It's been a while since I posted a recipe - time to change that!
It feels to me like there's been a bit more experimentation in the kitchen since the start of the pandemic, and there's definitely a few more recipes in my personal recipe book now. I try not to buy cookbooks or other printed cooking-related items, but I don't always manage to resist. Most recipes that I use, though, are adaptations of things I find on the Internet, where I look at a number of different recipes for one thing and then make up my own version.
In some cases, the adaptation is due to things not being available here. In this specific case, the things (Ginger Nuts) are not available to buy in German shops, and one of the ingredients, the molasses, are also not readily available. In addition, at least the cookies would be packaged in plastic foil, and since we're trying to avoid single-use plastics wherever at all possible, they'd be out anyways. (We solved the coffee problem, the
Röstorium does not only sell wonderful coffee, but also posts it in paper packaging on request. We mostly solved the meat problem, finding a regional farm shop that even packaged things for us in their own reuseable boxes and lending them to us. Fish still is unsolved, and will probably stay thusly, unfortunately.)

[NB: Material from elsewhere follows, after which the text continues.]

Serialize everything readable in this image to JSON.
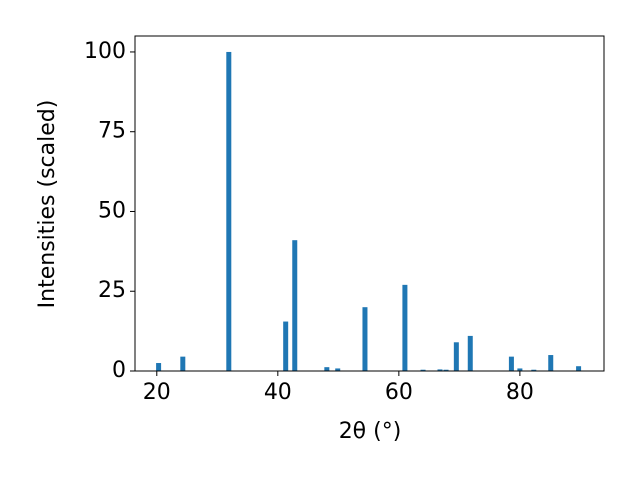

So... here's my recipe for ginger nuts, which turn out hot and fiery and crunchy, and taste just like I remember the bought ones from Britain and Ireland, only maybe even better.
100 g flour (I use spelt)
1 level tsp baking soda
2 level tsp baking powder
40 g sugar
7 g ground ginger
pinch of salt
50 g honeydew honey (original calls for molasses)
50 g butter
a bit of finely grated orange peel (of c half a fruit)

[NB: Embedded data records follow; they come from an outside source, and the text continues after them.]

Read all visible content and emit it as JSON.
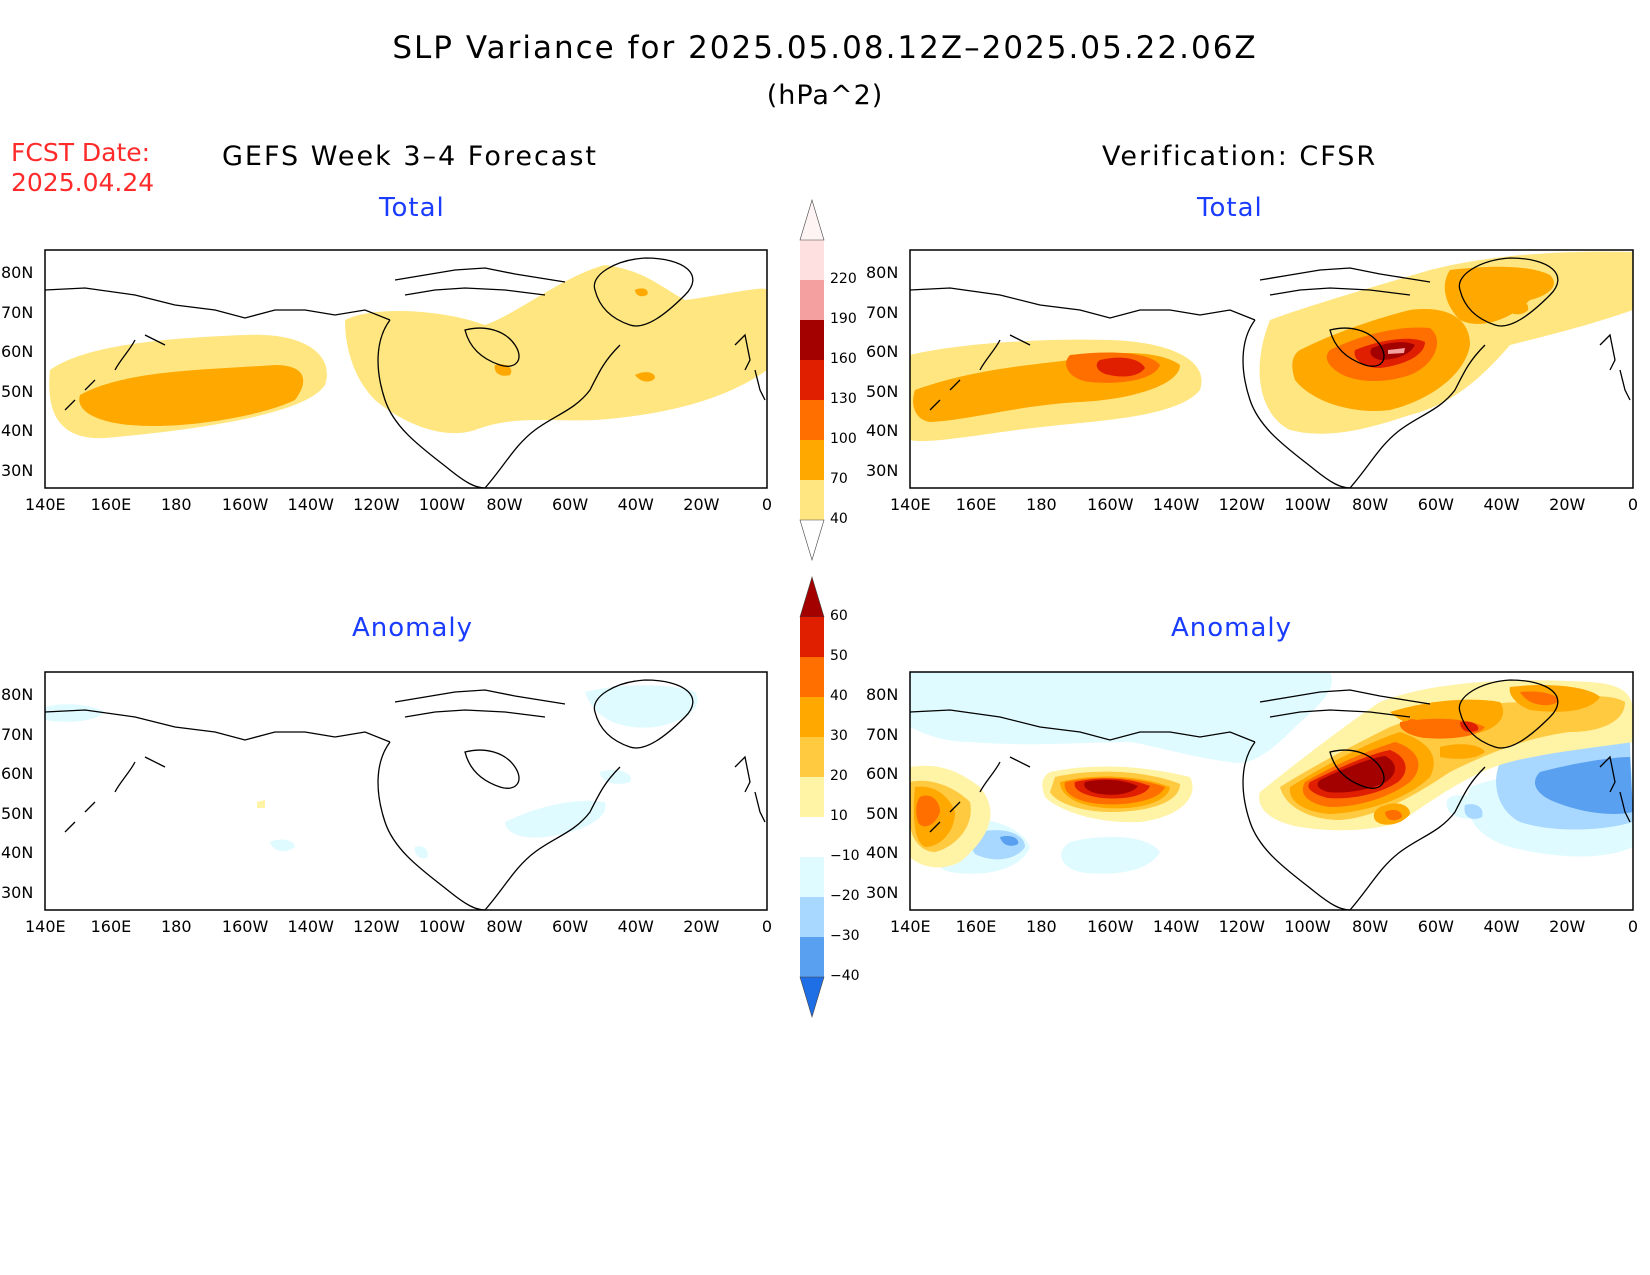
{
  "header": {
    "title": "SLP Variance for 2025.05.08.12Z–2025.05.22.06Z",
    "units": "(hPa^2)",
    "fcst_label": "FCST Date:",
    "fcst_date": "2025.04.24",
    "left_column": "GEFS Week 3–4 Forecast",
    "right_column": "Verification: CFSR"
  },
  "panels": {
    "forecast_total": {
      "subtitle": "Total"
    },
    "verification_total": {
      "subtitle": "Total"
    },
    "forecast_anomaly": {
      "subtitle": "Anomaly"
    },
    "verification_anomaly": {
      "subtitle": "Anomaly"
    }
  },
  "axes": {
    "lat_labels": [
      "80N",
      "70N",
      "60N",
      "50N",
      "40N",
      "30N"
    ],
    "lon_labels": [
      "140E",
      "160E",
      "180",
      "160W",
      "140W",
      "120W",
      "100W",
      "80W",
      "60W",
      "40W",
      "20W",
      "0"
    ]
  },
  "colorbars": {
    "total": {
      "levels": [
        "40",
        "70",
        "100",
        "130",
        "160",
        "190",
        "220"
      ],
      "colors": [
        "#ffe680",
        "#ffa800",
        "#ff6f00",
        "#e01e00",
        "#a30000",
        "#f4a0a0",
        "#ffe0e0",
        "#fff4f4"
      ]
    },
    "anomaly": {
      "levels": [
        "60",
        "50",
        "40",
        "30",
        "20",
        "10",
        "−10",
        "−20",
        "−30",
        "−40"
      ],
      "colors": [
        "#a30000",
        "#e01e00",
        "#ff6f00",
        "#ffa800",
        "#ffc940",
        "#fff3a6",
        "#ffffff",
        "#e0fbff",
        "#a8d8ff",
        "#5aa0f0",
        "#1e6ee6"
      ]
    }
  },
  "map_fields": {
    "forecast_total": [
      {
        "level": 1,
        "note": "40-70 band over North Pacific, Canada and North Atlantic"
      },
      {
        "level": 2,
        "note": "70-100 core over North Pacific"
      }
    ],
    "verification_total": [
      {
        "level": 1,
        "note": "40-70 broad band"
      },
      {
        "level": 2,
        "note": "70-100"
      },
      {
        "level": 3,
        "note": "100-130"
      },
      {
        "level": 4,
        "note": "130-160"
      },
      {
        "level": 5,
        "note": "160-190 near Hudson Bay"
      }
    ]
  }
}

Melt butter and stir together with honey, warming it until all is nice and liquid. Stir together remaining ingredients, then stir the liquids into the dry mixture. Divide into 16 parts, form each part into a ball, flatten slightly, and bake at c 190° C no fan for about 10-13 minutes. Take care not to let them turn brown.
These will be quite spicy, so maybe go down a bit on the ginger if you like them more mild!